As the glass sits, the sweetness builds bringing to mind very mild scents of cherry nibs and a speck of menthol. Oak spices and bits of tobacco seem to be building hinting that the base whisky has perhaps seen the inside of a barrel for more than just a few years.
In the Mouth 48/60
I was surprised at the maple-like sweetness of the spirit upon the palate. This initial sweetness is followed by a firm spiciness. A good dose of vanilla sweeps through with impressions of menthol riding in the background. The combined effect of all these impression is similar to, but not quite like spicy throat lozenges. There is some fruitiness hinted at, cherry licorice perhaps, and maybe some canned peaches; but the backbone of the spiced whisky appears to be the duo of maple and vanilla melded into a triumvirate of spicy ginger, coriander and cardamom (again maybe a bit of cinnamon too). Underneath all that spicy flavour appears to be an unusually smooth whisky.
In the Throat 12.5/15
The exit features more of the maple-like sweetness followed by a stronger impression of cinnamon and fading impressions of ginger and coriander. The mouth and throat are heated by spice, yet at the same time they feel a coolness which continues to provide me an impression of menthol.
The Afterburn 8/10
Revel Stoke Spiced is a fun whisky to have on the bar shelf. It is perhaps a bit sweeter than other spiced whiskies; but the balance between the sweet, and the spice actually works out quite well. Something that I appreciated was that I appeared to be tasting a nice smooth whisky underneath it all.
This spiced whisky can be enjoyed as a sipper, although it seemed to me to be begging to be mixed with ginger-ale (see recipe below).

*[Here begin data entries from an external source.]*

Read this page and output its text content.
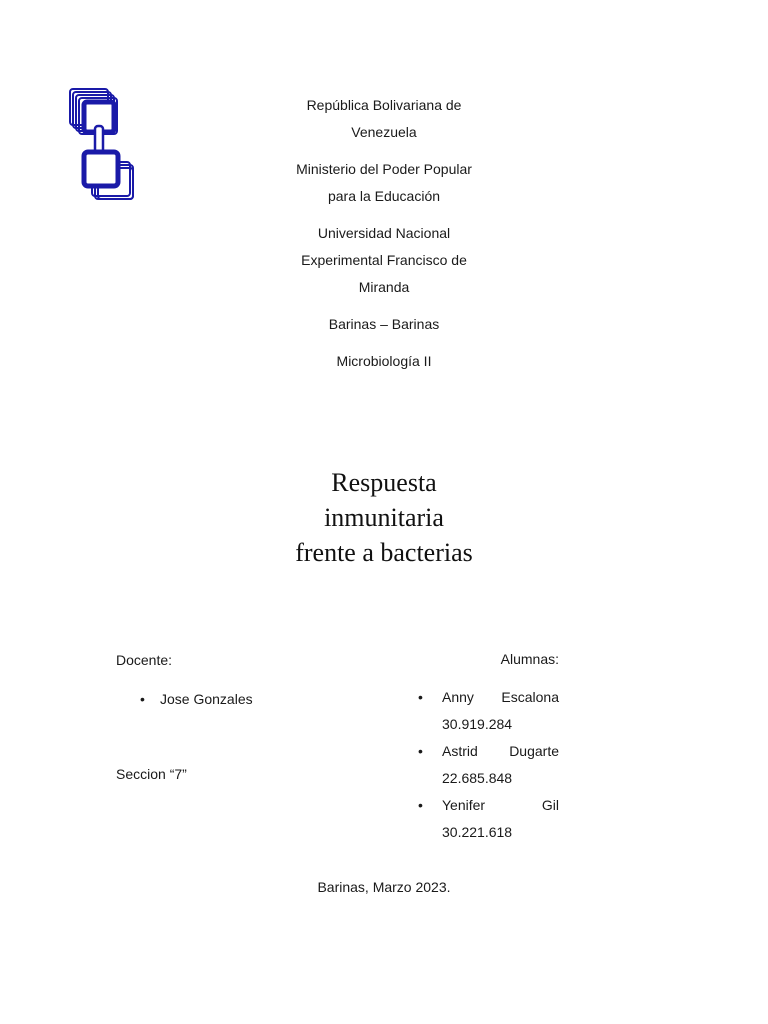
República Bolivariana de Venezuela

Ministerio del Poder Popular para la Educación

Universidad Nacional Experimental Francisco de Miranda

Barinas – Barinas

Microbiología II

Respuesta inmunitaria frente a bacterias
Docente:
• Jose Gonzales
Seccion “7”
Alumnas:
• Anny Escalona
30.919.284
• Astrid Dugarte
22.685.848
• Yenifer	Gil
30.221.618
Barinas, Marzo 2023.
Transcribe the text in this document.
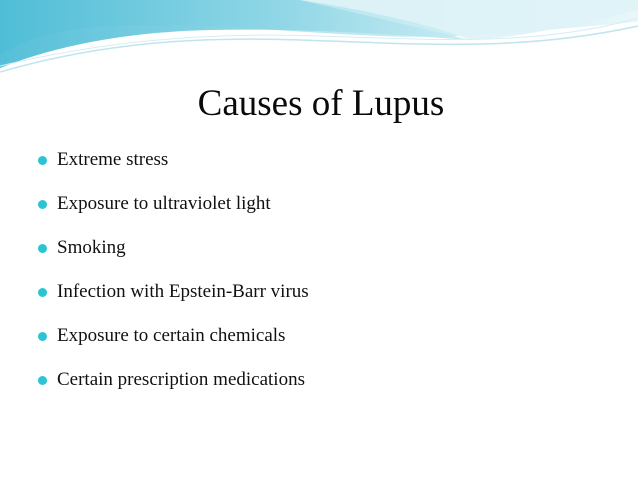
Causes of Lupus
Extreme stress
Exposure to ultraviolet light
Smoking
Infection with Epstein-Barr virus
Exposure to certain chemicals
Certain prescription medications
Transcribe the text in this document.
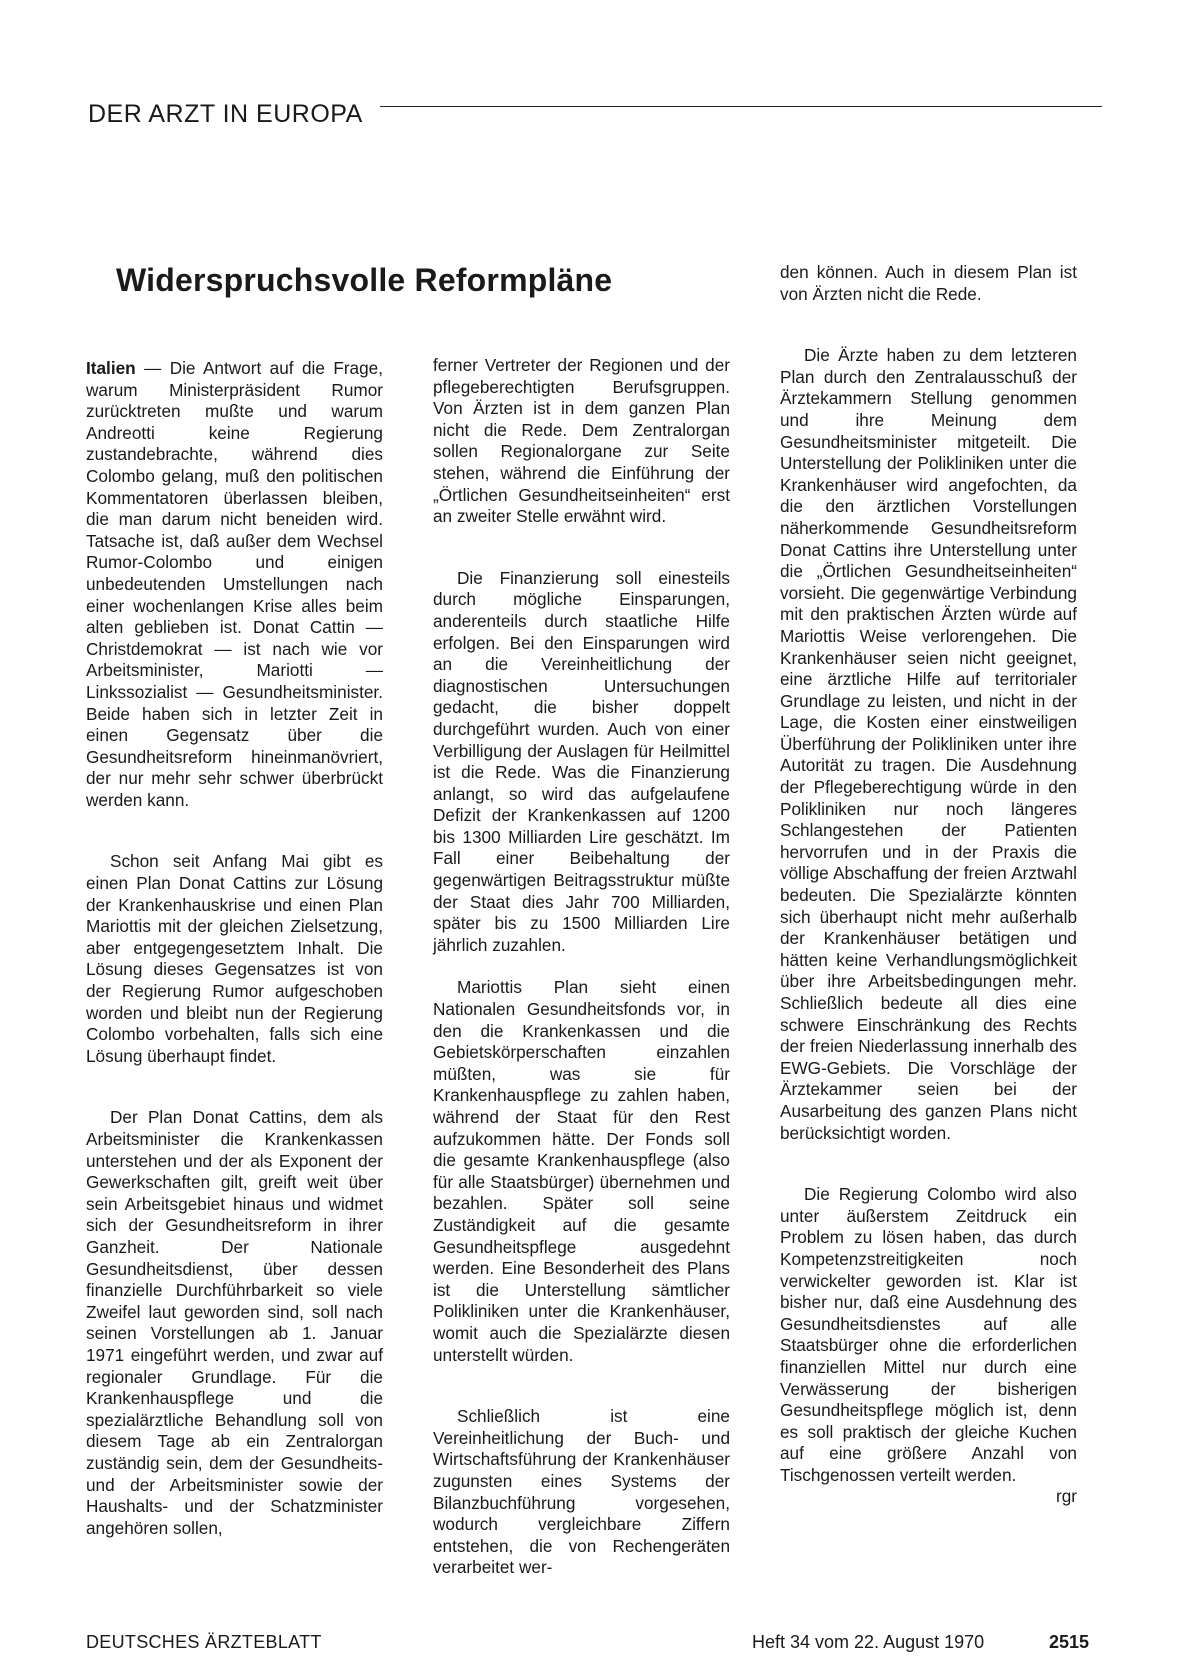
DER ARZT IN EUROPA
Widerspruchsvolle Reformpläne

Italien — Die Antwort auf die Frage, warum Ministerpräsident Rumor zurücktreten mußte und warum Andreotti keine Regierung zustandebrachte, während dies Colombo gelang, muß den politischen Kommentatoren überlassen bleiben, die man darum nicht beneiden wird. Tatsache ist, daß außer dem Wechsel Rumor-Colombo und einigen unbedeutenden Umstellungen nach einer wochenlangen Krise alles beim alten geblieben ist. Donat Cattin — Christdemokrat — ist nach wie vor Arbeitsminister, Mariotti — Linkssozialist — Gesundheitsminister. Beide haben sich in letzter Zeit in einen Gegensatz über die Gesundheitsreform hineinmanövriert, der nur mehr sehr schwer überbrückt werden kann.

Schon seit Anfang Mai gibt es einen Plan Donat Cattins zur Lösung der Krankenhauskrise und einen Plan Mariottis mit der gleichen Zielsetzung, aber entgegengesetztem Inhalt. Die Lösung dieses Gegensatzes ist von der Regierung Rumor aufgeschoben worden und bleibt nun der Regierung Colombo vorbehalten, falls sich eine Lösung überhaupt findet.

Der Plan Donat Cattins, dem als Arbeitsminister die Krankenkassen unterstehen und der als Exponent der Gewerkschaften gilt, greift weit über sein Arbeitsgebiet hinaus und widmet sich der Gesundheitsreform in ihrer Ganzheit. Der Nationale Gesundheitsdienst, über dessen finanzielle Durchführbarkeit so viele Zweifel laut geworden sind, soll nach seinen Vorstellungen ab 1. Januar 1971 eingeführt werden, und zwar auf regionaler Grundlage. Für die Krankenhauspflege und die spezialärztliche Behandlung soll von diesem Tage ab ein Zentralorgan zuständig sein, dem der Gesundheits- und der Arbeitsminister sowie der Haushalts- und der Schatzminister angehören sollen,

ferner Vertreter der Regionen und der pflegeberechtigten Berufsgruppen. Von Ärzten ist in dem ganzen Plan nicht die Rede. Dem Zentralorgan sollen Regionalorgane zur Seite stehen, während die Einführung der „Örtlichen Gesundheitseinheiten“ erst an zweiter Stelle erwähnt wird.

Die Finanzierung soll einesteils durch mögliche Einsparungen, anderenteils durch staatliche Hilfe erfolgen. Bei den Einsparungen wird an die Vereinheitlichung der diagnostischen Untersuchungen gedacht, die bisher doppelt durchgeführt wurden. Auch von einer Verbilligung der Auslagen für Heilmittel ist die Rede. Was die Finanzierung anlangt, so wird das aufgelaufene Defizit der Krankenkassen auf 1200 bis 1300 Milliarden Lire geschätzt. Im Fall einer Beibehaltung der gegenwärtigen Beitragsstruktur müßte der Staat dies Jahr 700 Milliarden, später bis zu 1500 Milliarden Lire jährlich zuzahlen.

Mariottis Plan sieht einen Nationalen Gesundheitsfonds vor, in den die Krankenkassen und die Gebietskörperschaften einzahlen müßten, was sie für Krankenhauspflege zu zahlen haben, während der Staat für den Rest aufzukommen hätte. Der Fonds soll die gesamte Krankenhauspflege (also für alle Staatsbürger) übernehmen und bezahlen. Später soll seine Zuständigkeit auf die gesamte Gesundheitspflege ausgedehnt werden. Eine Besonderheit des Plans ist die Unterstellung sämtlicher Polikliniken unter die Krankenhäuser, womit auch die Spezialärzte diesen unterstellt würden.

Schließlich ist eine Vereinheitlichung der Buch- und Wirtschaftsführung der Krankenhäuser zugunsten eines Systems der Bilanzbuchführung vorgesehen, wodurch vergleichbare Ziffern entstehen, die von Rechengeräten verarbeitet wer-

den können. Auch in diesem Plan ist von Ärzten nicht die Rede.

Die Ärzte haben zu dem letzteren Plan durch den Zentralausschuß der Ärztekammern Stellung genommen und ihre Meinung dem Gesundheitsminister mitgeteilt. Die Unterstellung der Polikliniken unter die Krankenhäuser wird angefochten, da die den ärztlichen Vorstellungen näherkommende Gesundheitsreform Donat Cattins ihre Unterstellung unter die „Örtlichen Gesundheitseinheiten“ vorsieht. Die gegenwärtige Verbindung mit den praktischen Ärzten würde auf Mariottis Weise verlorengehen. Die Krankenhäuser seien nicht geeignet, eine ärztliche Hilfe auf territorialer Grundlage zu leisten, und nicht in der Lage, die Kosten einer einstweiligen Überführung der Polikliniken unter ihre Autorität zu tragen. Die Ausdehnung der Pflegeberechtigung würde in den Polikliniken nur noch längeres Schlangestehen der Patienten hervorrufen und in der Praxis die völlige Abschaffung der freien Arztwahl bedeuten. Die Spezialärzte könnten sich überhaupt nicht mehr außerhalb der Krankenhäuser betätigen und hätten keine Verhandlungsmöglichkeit über ihre Arbeitsbedingungen mehr. Schließlich bedeute all dies eine schwere Einschränkung des Rechts der freien Niederlassung innerhalb des EWG-Gebiets. Die Vorschläge der Ärztekammer seien bei der Ausarbeitung des ganzen Plans nicht berücksichtigt worden.

Die Regierung Colombo wird also unter äußerstem Zeitdruck ein Problem zu lösen haben, das durch Kompetenzstreitigkeiten noch verwickelter geworden ist. Klar ist bisher nur, daß eine Ausdehnung des Gesundheitsdienstes auf alle Staatsbürger ohne die erforderlichen finanziellen Mittel nur durch eine Verwässerung der bisherigen Gesundheitspflege möglich ist, denn es soll praktisch der gleiche Kuchen auf eine größere Anzahl von Tischgenossen verteilt werden.

rgr

DEUTSCHES ÄRZTEBLATT	Heft 34 vom 22. August 1970	2515
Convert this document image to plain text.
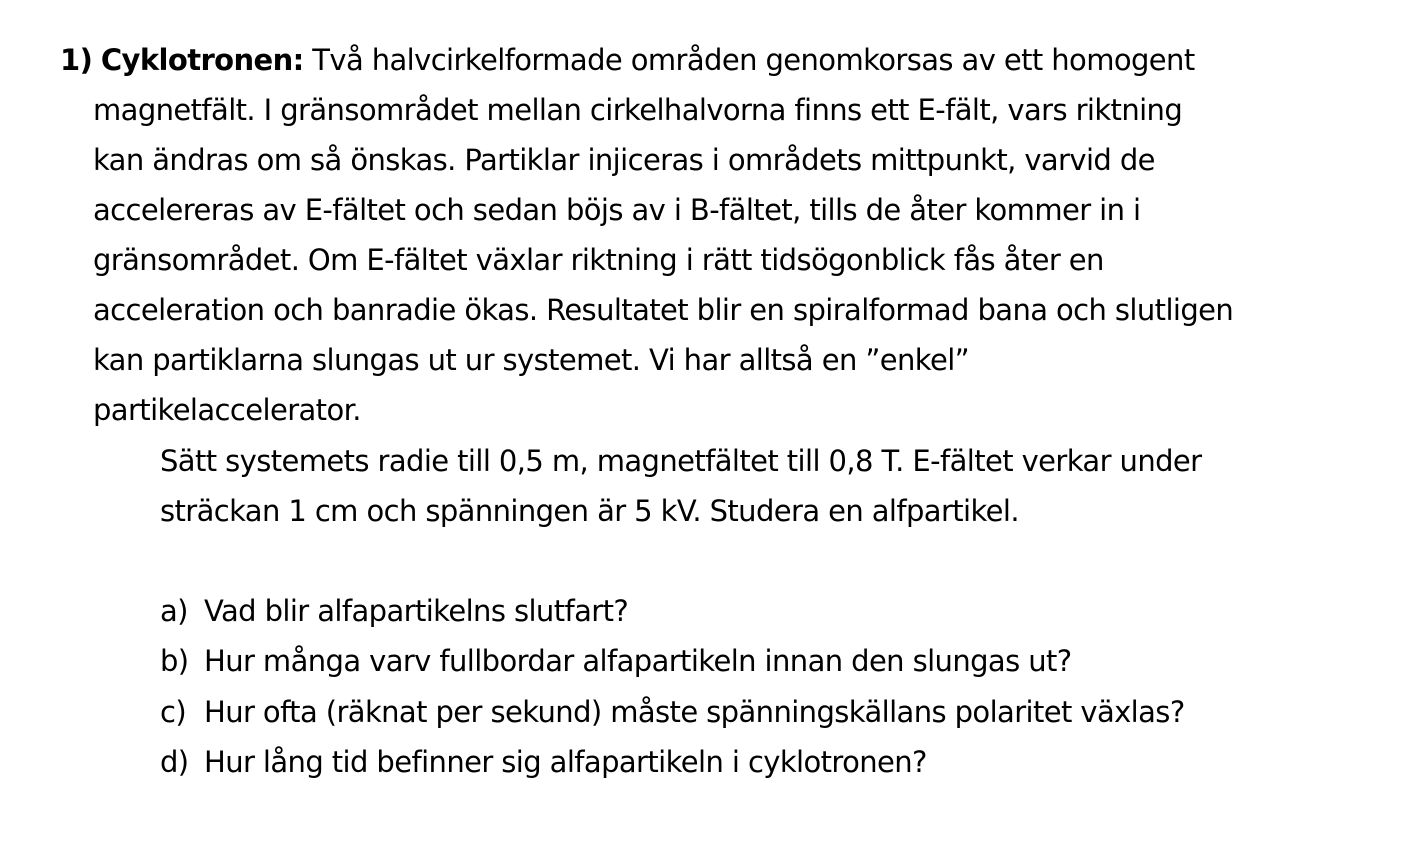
1) Cyklotronen: Två halvcirkelformade områden genomkorsas av ett homogent
magnetfält. I gränsområdet mellan cirkelhalvorna finns ett E-fält, vars riktning
kan ändras om så önskas. Partiklar injiceras i områdets mittpunkt, varvid de
accelereras av E-fältet och sedan böjs av i B-fältet, tills de åter kommer in i
gränsområdet. Om E-fältet växlar riktning i rätt tidsögonblick fås åter en
acceleration och banradie ökas. Resultatet blir en spiralformad bana och slutligen
kan partiklarna slungas ut ur systemet. Vi har alltså en ”enkel”
partikelaccelerator.
Sätt systemets radie till 0,5 m, magnetfältet till 0,8 T. E-fältet verkar under
sträckan 1 cm och spänningen är 5 kV. Studera en alfpartikel.
a) Vad blir alfapartikelns slutfart?
b) Hur många varv fullbordar alfapartikeln innan den slungas ut?
c) Hur ofta (räknat per sekund) måste spänningskällans polaritet växlas?
d) Hur lång tid befinner sig alfapartikeln i cyklotronen?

You may read some of my other Liqueur and Favoured Spirit Reviews (click the link) if you wish to have some comparative reviews.
2 oz Revel Stoke Spiced Whisky
1/2 oz Drambuie
3 drops Angostura Bitters
Build over Ice in a Rocks Glass
Add 3 drops of Angostura Bitters
Complete with Ginger-ale
Garnish with fresh Lemon
Note: If you are interested in more of my original cocktail recipes, please click this link (Cocktails and Recipes) for more of my mixed drink recipes!
As always you may interpret the scores I provide as follows.
0-25 A spirit with a rating this low would actually kill you.
26-49 Depending upon your fortitude you might actually survive this.
50 -59 You are safe to drink this…but you shouldn’t.
60-69 Substandard swill which you may offer to people you do not want to see again.
70-74 Now we have a fair mixing rum or whisky. Accept this but make sure it is mixed into a cocktail.
75-79 You may begin to serve this to friends, again probably still cocktail territory.
80-84 We begin to enjoy this spirit neat or on the rocks. (I will still primarily mix cocktails)
85-89 Excellent for sipping or for mixing!
90-94 Definitely a primary sipping spirit, in fact you may want to hoard this for yourself.
95-97.5 The Cream of the Crop
98+ I haven’t met this bottle yet…but I want to.
Very loosely we may put my scores into terms that you may be more familiar with on a Gold, Silver, and Bronze medal scale as follows:
70 – 79.5 Bronze Medal (Recommended only as a mixer)
80 – 89.5 Silver Medal (Recommended for sipping and or a high quality mixer)
90 – 95 Gold Medal (Highly recommended for sipping and for sublime cocktails.)